Professor Hallin hatte nach der Entdeckung im Vorzimmer einen harten Kampf mit seiner natürlichen Gutmütigkeit zu bestehen, ehe er sich dazu entschloß, unter diesen Verhältnissen dem ihm verhaßten Schwiegersohn denn doch den Abschied zu geben.

Einerseits schämte er sich gewissermaßen bei dem Gedanken, daß er zu seiner Frau von dieser Entdeckung sprechen sollte. Denn er war sich wohl bewußt, daß er keineswegs derjenige war, der das Recht hatte, den ersten Stein zu werfen; und wäre sein Schwiegersohn ein Kerl gewesen, den er hätte leiden mögen, ein frischer, tüchtiger, strammer Kerl, und die Professorin hätte etwa die fatale Entdeckung gemacht und sie zu einem Bruch ausnützen wollen, so würde der Professor zweifellos geantwortet haben: »Lieber Schatz, warum soll man das Mädel damit beunruhigen? Nimm dir den Jungen unter vier Augen vor und lies ihm ordentlich die Leviten, wenn du willst. Aber mach' um Gottes willen keinen Skandal. Die ganze Sache ist nichts weiter als eine Bagatelle, über die man nur lachen kann. Du bist doch selber lang genug verheiratet, und müßtest dich auf die Männer verstehen!« Außerdem fürchtete der Professor auch ganz im Ernst das Gerede, das die Geschichte in Gammelby herausfordern würde.

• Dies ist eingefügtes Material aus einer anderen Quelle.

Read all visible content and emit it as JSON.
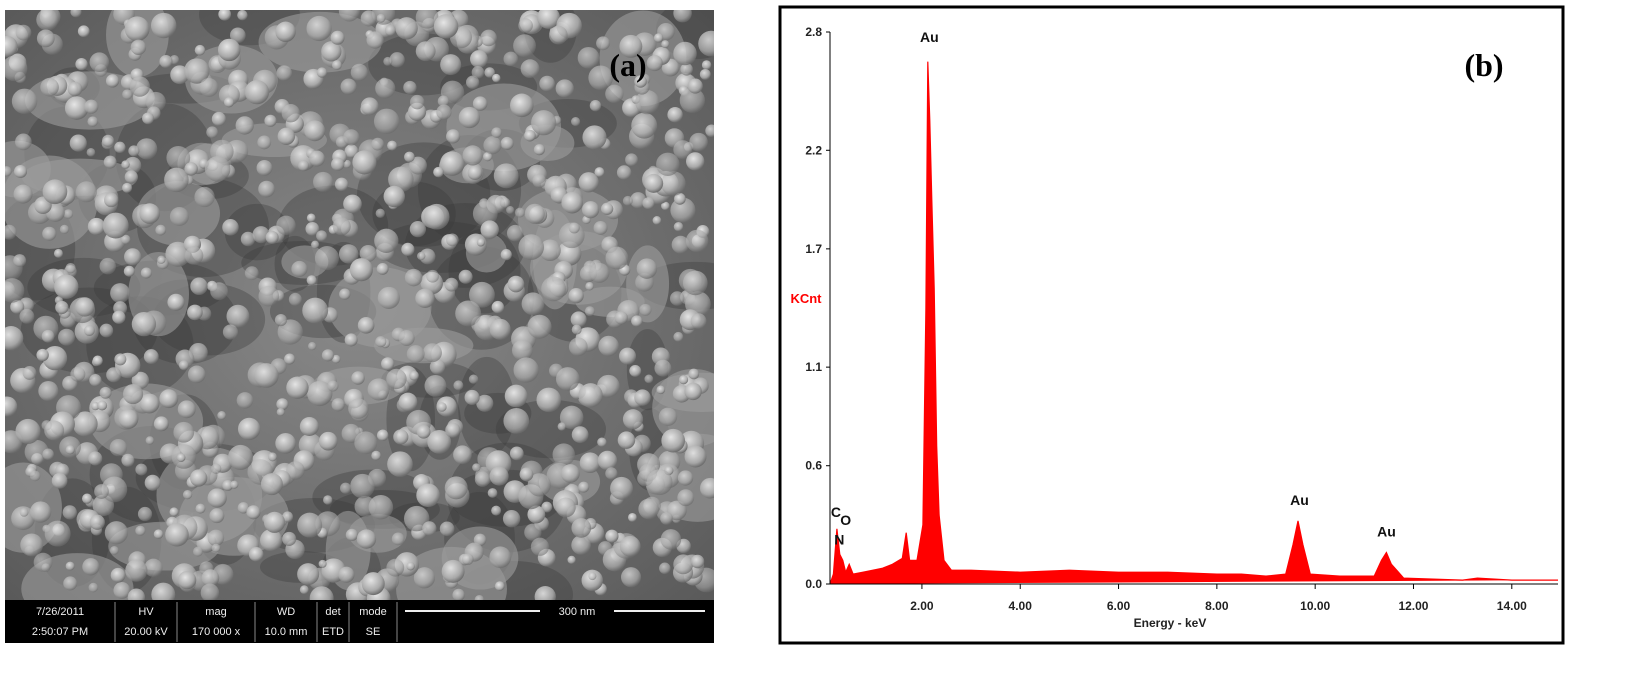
{
  "sem_image": {
    "panel_label": "(a)",
    "info_bar": [
      {
        "header": "7/26/2011",
        "value": "2:50:07 PM"
      },
      {
        "header": "HV",
        "value": "20.00 kV"
      },
      {
        "header": "mag",
        "value": "170 000 x"
      },
      {
        "header": "WD",
        "value": "10.0 mm"
      },
      {
        "header": "det",
        "value": "ETD"
      },
      {
        "header": "mode",
        "value": "SE"
      }
    ],
    "scale_bar": "300 nm"
  },
  "chart_data": {
    "type": "area",
    "panel_label": "(b)",
    "xlabel": "Energy - keV",
    "ylabel": "KCnt",
    "color": "#ff0000",
    "x": [
      0.13,
      0.2,
      0.27,
      0.33,
      0.39,
      0.45,
      0.52,
      0.6,
      0.8,
      1.0,
      1.2,
      1.4,
      1.6,
      1.68,
      1.75,
      1.9,
      2.02,
      2.08,
      2.12,
      2.16,
      2.2,
      2.25,
      2.3,
      2.35,
      2.45,
      2.6,
      3.0,
      4.0,
      5.0,
      6.0,
      7.0,
      8.0,
      8.5,
      9.0,
      9.4,
      9.55,
      9.65,
      9.75,
      9.9,
      10.5,
      11.2,
      11.35,
      11.45,
      11.55,
      11.8,
      13.0,
      13.3,
      14.0,
      14.94
    ],
    "values": [
      0.0,
      0.05,
      0.28,
      0.15,
      0.12,
      0.06,
      0.1,
      0.05,
      0.06,
      0.07,
      0.08,
      0.1,
      0.13,
      0.26,
      0.12,
      0.12,
      0.3,
      1.4,
      2.65,
      2.35,
      1.95,
      1.5,
      0.7,
      0.35,
      0.12,
      0.07,
      0.07,
      0.06,
      0.07,
      0.06,
      0.06,
      0.05,
      0.05,
      0.04,
      0.05,
      0.2,
      0.32,
      0.2,
      0.05,
      0.04,
      0.04,
      0.12,
      0.16,
      0.1,
      0.03,
      0.02,
      0.03,
      0.02,
      0.02
    ],
    "xlim": [
      0.13,
      14.94
    ],
    "xticks": [
      {
        "value": 2,
        "label": "2.00"
      },
      {
        "value": 4,
        "label": "4.00"
      },
      {
        "value": 6,
        "label": "6.00"
      },
      {
        "value": 8,
        "label": "8.00"
      },
      {
        "value": 10,
        "label": "10.00"
      },
      {
        "value": 12,
        "label": "12.00"
      },
      {
        "value": 14,
        "label": "14.00"
      }
    ],
    "ylim": [
      0,
      2.8
    ],
    "yticks": [
      {
        "value": 0,
        "label": "0.0"
      },
      0.6,
      1.1,
      1.7,
      2.2,
      2.8
    ],
    "annotations": [
      {
        "text": "Au",
        "x": 2.15,
        "y": 2.75
      },
      {
        "text": "Au",
        "x": 9.68,
        "y": 0.4
      },
      {
        "text": "Au",
        "x": 11.45,
        "y": 0.24
      },
      {
        "text": "C",
        "x": 0.25,
        "y": 0.34
      },
      {
        "text": "O",
        "x": 0.45,
        "y": 0.3
      },
      {
        "text": "N",
        "x": 0.32,
        "y": 0.2
      }
    ]
  }
}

Aber andrerseits dachte der Professor doch, wenn er seine Tochter auf irgendeine Art davor bewahren könnte, ihr Leben lang an diesen widerwärtigen Menschen gekettet zu sein, an den sie ihr junges, vielleicht nicht ganz unschuldiges Herz gehängt hatte, so wäre es wohl der Mühe wert, daß man darum einen kleinen Skandal aushielte. Und schließlich – er wollte gern sein Gewissen mit ein bißchen Jesuitenmoral beschweren, wenn er nur diesen verwünschten Leutnant zukünftig nicht mehr zu sehen brauchte.

So wartete er denn auf eine Gelegenheit, diese ernsthafte Unterredung mit seiner Frau anzuschneiden. Es sah aus, als ließe sich diese Gelegenheit recht schwer finden. Denn zwei volle Tage vergingen, ohne daß der Professor auch nur eine Andeutung hätte anbringen können; und inzwischen kam und ging der Leutnant nach wie vor im Hallinschen Haus ein und aus. Es war seltsam – sooft der Professor von der Sache anfangen wollte, blieb ihm das Wort im Halse stecken. Denn er hörte schon im Geist die Anspielungen, die seine Frau anläßlich dieser heiklen Geschichte machen würde.

Am Sonntag kam der Leutnant, wie gewöhnlich, zum Essen; und dem Professor machte es ordentlich Vergnügen, während des Essens die aufgeregte Miene des Zimmermädchens zu beobachten, wenn sie servierte. Der Leutnant dagegen war heiter und unbekümmert und saß, sooft er nicht Löffel oder Gabel in Gebrauch hatte, mit Gabrielles Hand in seiner am Tisch. Nach dem Essen zog Gabrielle ihren Axel mit sich in den Reinen Salon, wo sie vor dem Kaffee ihr Schäferstündchen miteinander feierten.

Der Professor blickte ihnen ergrimmt nach.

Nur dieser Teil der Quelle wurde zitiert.